Veterans Day is a very hard day for me, as is Memorial Day, or any day when I’m reflecting on service with sacrifice. I’m not thinking about myself but I am thinking about my men and I’m thinking about some of the men who are not with us anymore. That’s always very hard for me, and very somber.
Veterans Day 2011 is a decade after the beginning of what we know now as the War on Terror. There’s one person who stands out to me, and I think you’ll be writing about in the near future – Michael Spann. In the days after 9/11 I remember watching the TV and breathlessly waiting for news about what we were going to do with this Taliban deal in Afghanistan, and I recall seeing this face of a clean-cut young gentleman who had been a former Marine officer who later was a CIA Special Operations officer, and I was thinking, here was the first American killed in the War on Terror in the search for bin Laden.
Marine Lieutenant Ilario Pantano with Staff Sergeant Jason Glew, his senior
NCO in Al Anbar
Marine Lieutenant Ilario Pantano with Staff Sergeant Jason Glew, his senior
NCO in Al Anbar
I remember how that affected me, and how it pulled a trigger for me, like I needed to do more. And I was already committed to going back into the Marines and getting back into the fight. Do you know that today people talk about the one percent and the ninety-nine percent? I’m part of the .045 percent –- less than half a percent is the percent of our population that served in some capacity in the War on Terror over the last ten years. That is quite a burden. I think that maybe there was one member of Congress who actually had a son who was in the War on Terror.
I feel that increasingly we have moved away from a society that understands and fully shares the sacrifice. We are quick to give a lot of lip service to the guys and gals in uniform, buy them a free lunch and all of these things. But the bad news is that we are a little bit disconnected from the real cost and the real sacrifices. That’s going to have consequences for us during the next ten, twenty or thirty years.
My concern is what it’s going to be within our electoral leadership, and in our communities. There are so many things that you know, Verne – consider the wonderful friendship that you shared with me through a dear friend of yours, a pillar of the community, high achiever and a man of strong faith, Mr. Ray McCauley of Wilmington, and by the way he had been a veteran in a foreign war. He chose to take his experiences and make the best of them and make them a force for good in his community, and this is played out in many towns and cities across America.
But, following up on the percentage of Americans involved in wars we have fought – in the Second World War it was eleven percent, in Viet Nam it was nine percent, then in more recent history, as I said, it was less than half a percent only in this fight in the War on Terror. So if we then raise a warrior class that is populated by such a small percentage of our citizens, it becomes much easier to marginalize things like the promise we made to veterans about their benefits, for example.
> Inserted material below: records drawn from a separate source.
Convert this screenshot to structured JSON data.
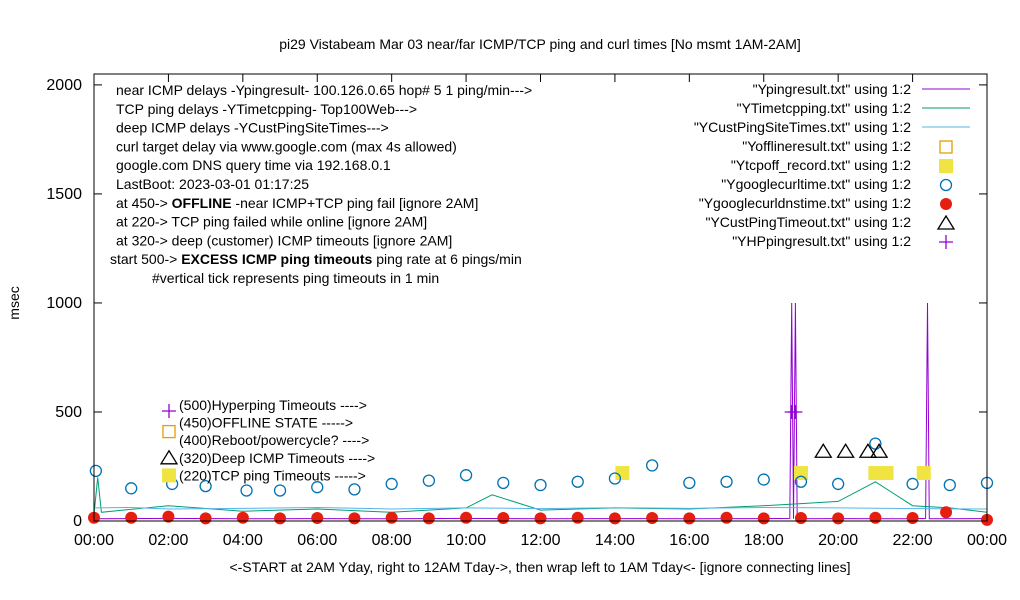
{
  "chart_data": {
    "type": "line",
    "title": "pi29 Vistabeam Mar 03  near/far ICMP/TCP ping and curl times [No msmt 1AM-2AM]",
    "xlabel": "<-START at 2AM Yday, right to 12AM Tday->, then wrap left to 1AM Tday<- [ignore connecting lines]",
    "ylabel": "msec",
    "ylim": [
      0,
      2050
    ],
    "xlim": [
      0,
      24
    ],
    "y_ticks": [
      "0",
      "500",
      "1000",
      "1500",
      "2000"
    ],
    "x_ticks": [
      "00:00",
      "02:00",
      "04:00",
      "06:00",
      "08:00",
      "10:00",
      "12:00",
      "14:00",
      "16:00",
      "18:00",
      "20:00",
      "22:00",
      "00:00"
    ],
    "legend_position": "top-right",
    "info_lines": [
      "near ICMP delays -Ypingresult- 100.126.0.65 hop# 5 1 ping/min--->",
      "TCP ping delays -YTimetcpping- Top100Web--->",
      "deep ICMP delays -YCustPingSiteTimes--->",
      "curl target delay via www.google.com (max 4s allowed)",
      "google.com DNS query time via 192.168.0.1",
      "LastBoot: 2023-03-01 01:17:25"
    ],
    "offline_line": {
      "prefix": "at 450-> ",
      "bold": "OFFLINE",
      "suffix": " -near ICMP+TCP ping fail [ignore 2AM]"
    },
    "info_lines_2": [
      "at 220-> TCP ping failed while online [ignore 2AM]",
      "at 320-> deep (customer) ICMP timeouts [ignore 2AM]"
    ],
    "excess_line": {
      "prefix": "start 500-> ",
      "bold": "EXCESS ICMP ping timeouts",
      "suffix": " ping rate at 6 pings/min"
    },
    "tick_note": "#vertical tick represents ping timeouts in 1 min",
    "key_labels": [
      "(500)Hyperping Timeouts ---->",
      "(450)OFFLINE STATE ----->",
      "(400)Reboot/powercycle? ---->",
      "(320)Deep ICMP Timeouts ---->",
      "(220)TCP ping Timeouts ----->"
    ],
    "series": [
      {
        "name": "\"Ypingresult.txt\" using 1:2",
        "style": "line",
        "color": "#9400d3",
        "points": [
          [
            0,
            10
          ],
          [
            2,
            12
          ],
          [
            4,
            10
          ],
          [
            6,
            11
          ],
          [
            8,
            10
          ],
          [
            10,
            12
          ],
          [
            12,
            10
          ],
          [
            14,
            11
          ],
          [
            16,
            10
          ],
          [
            18,
            11
          ],
          [
            18.7,
            12
          ],
          [
            18.75,
            1000
          ],
          [
            18.8,
            10
          ],
          [
            18.85,
            1000
          ],
          [
            18.9,
            10
          ],
          [
            20,
            11
          ],
          [
            22,
            10
          ],
          [
            22.35,
            12
          ],
          [
            22.4,
            1000
          ],
          [
            22.45,
            10
          ],
          [
            24,
            11
          ]
        ]
      },
      {
        "name": "\"YTimetcpping.txt\" using 1:2",
        "style": "line",
        "color": "#009e73",
        "points": [
          [
            0,
            30
          ],
          [
            0.1,
            200
          ],
          [
            0.2,
            40
          ],
          [
            2,
            70
          ],
          [
            4,
            45
          ],
          [
            6,
            55
          ],
          [
            8,
            40
          ],
          [
            10,
            60
          ],
          [
            10.7,
            120
          ],
          [
            12,
            50
          ],
          [
            14,
            60
          ],
          [
            16,
            55
          ],
          [
            18,
            70
          ],
          [
            19,
            80
          ],
          [
            20,
            90
          ],
          [
            21,
            180
          ],
          [
            22,
            70
          ],
          [
            23,
            60
          ],
          [
            24,
            40
          ]
        ]
      },
      {
        "name": "\"YCustPingSiteTimes.txt\" using 1:2",
        "style": "line",
        "color": "#56b4e9",
        "points": [
          [
            0,
            60
          ],
          [
            1,
            62
          ],
          [
            2,
            55
          ],
          [
            4,
            58
          ],
          [
            6,
            62
          ],
          [
            8,
            55
          ],
          [
            10,
            60
          ],
          [
            12,
            57
          ],
          [
            14,
            61
          ],
          [
            16,
            58
          ],
          [
            18,
            62
          ],
          [
            20,
            60
          ],
          [
            22,
            57
          ],
          [
            24,
            55
          ]
        ]
      },
      {
        "name": "\"Yofflineresult.txt\" using 1:2",
        "style": "open-square",
        "color": "#e69f00",
        "points": []
      },
      {
        "name": "\"Ytcpoff_record.txt\" using 1:2",
        "style": "filled-square",
        "color": "#f0e442",
        "points": [
          [
            14.2,
            220
          ],
          [
            19,
            220
          ],
          [
            21,
            220
          ],
          [
            21.3,
            220
          ],
          [
            22.3,
            220
          ]
        ]
      },
      {
        "name": "\"Ygooglecurltime.txt\" using 1:2",
        "style": "open-circle",
        "color": "#0072b2",
        "points": [
          [
            0.05,
            230
          ],
          [
            1,
            150
          ],
          [
            2.1,
            170
          ],
          [
            3,
            160
          ],
          [
            4.1,
            140
          ],
          [
            5,
            140
          ],
          [
            6,
            155
          ],
          [
            7,
            145
          ],
          [
            8,
            170
          ],
          [
            9,
            185
          ],
          [
            10,
            210
          ],
          [
            11,
            175
          ],
          [
            12,
            165
          ],
          [
            13,
            180
          ],
          [
            14,
            195
          ],
          [
            15,
            255
          ],
          [
            16,
            175
          ],
          [
            17,
            180
          ],
          [
            18,
            190
          ],
          [
            19,
            180
          ],
          [
            20,
            170
          ],
          [
            21,
            355
          ],
          [
            22,
            170
          ],
          [
            23,
            165
          ],
          [
            24,
            175
          ]
        ]
      },
      {
        "name": "\"Ygooglecurldnstime.txt\" using 1:2",
        "style": "filled-circle",
        "color": "#e51e10",
        "points": [
          [
            0,
            15
          ],
          [
            1,
            15
          ],
          [
            2,
            20
          ],
          [
            3,
            12
          ],
          [
            4,
            15
          ],
          [
            5,
            12
          ],
          [
            6,
            14
          ],
          [
            7,
            12
          ],
          [
            8,
            15
          ],
          [
            9,
            12
          ],
          [
            10,
            15
          ],
          [
            11,
            14
          ],
          [
            12,
            12
          ],
          [
            13,
            15
          ],
          [
            14,
            12
          ],
          [
            15,
            14
          ],
          [
            16,
            12
          ],
          [
            17,
            15
          ],
          [
            18,
            12
          ],
          [
            19,
            14
          ],
          [
            20,
            12
          ],
          [
            21,
            15
          ],
          [
            22,
            14
          ],
          [
            22.9,
            40
          ],
          [
            24,
            5
          ]
        ]
      },
      {
        "name": "\"YCustPingTimeout.txt\" using 1:2",
        "style": "open-triangle",
        "color": "#000000",
        "points": [
          [
            19.6,
            320
          ],
          [
            20.2,
            320
          ],
          [
            20.8,
            320
          ],
          [
            21.1,
            320
          ]
        ]
      },
      {
        "name": "\"YHPpingresult.txt\" using 1:2",
        "style": "plus",
        "color": "#9400d3",
        "points": [
          [
            18.75,
            500
          ],
          [
            18.85,
            500
          ]
        ]
      }
    ]
  }
}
As citizens and taxpayers, we have some measure of obligation to try and help and assist when they need it and provide care when they’re down. But a veteran makes a promise to you and me and all Americans, and what that veteran says is he is willing to serve even to the extent of sacrifice of his life and these are the conditions under which he agrees to make the trade.
Often what he is getting is next to nothing, it’s low pay, it’s uniform allowance, and a couple of hot meals. But sometimes folks make a decision that they’re going to go and stay in and retire and miss a lot of Christmases and a lot of birthdays and a lot of Thanksgiving turkeys and a lot of time while they’re out somewhere protecting our country. We made a promise to them that we were going to provide them medical benefits, provide them with a basic subsistence for retirement. So that’s the trade-off – some needed benefits after service, and in that service they vowed to risk their lives time and time and time again
The truth is that risk may have happened thousands of times within the course of a single combat tour. Multiply that times many tours, and you know what we’re asking them to do? They’re asking them to hear us and believe us when we say we love you, we honor you for service, now go fight for us and maybe die, or like 30,000 of your brothers, come back traumatically wounded so that they have an impaired ability to work for the rest of your life, or like thousands of others who will experience some sort of terrible psychological trauma, and, oh – sorry, but we’re going to renegotiate the terms of that deal now. You’ve already gone to war, but we are going to renegotiate our solemn contract.
I’m not talking about pension for someone working in an auto factory that the taxpayer frankly has no business coming to bail out anyway. I’m talking about taking care of patriotic men and women who have been willing to die for you and for me, and we turn our backs on them and we marginalize their sacrifice and their efforts, and frankly it’s not acceptable to me, Verne. What we’re doing now is disgusting, and we should be embarrassed. We should be embarrassed. That’s candidly what I feel.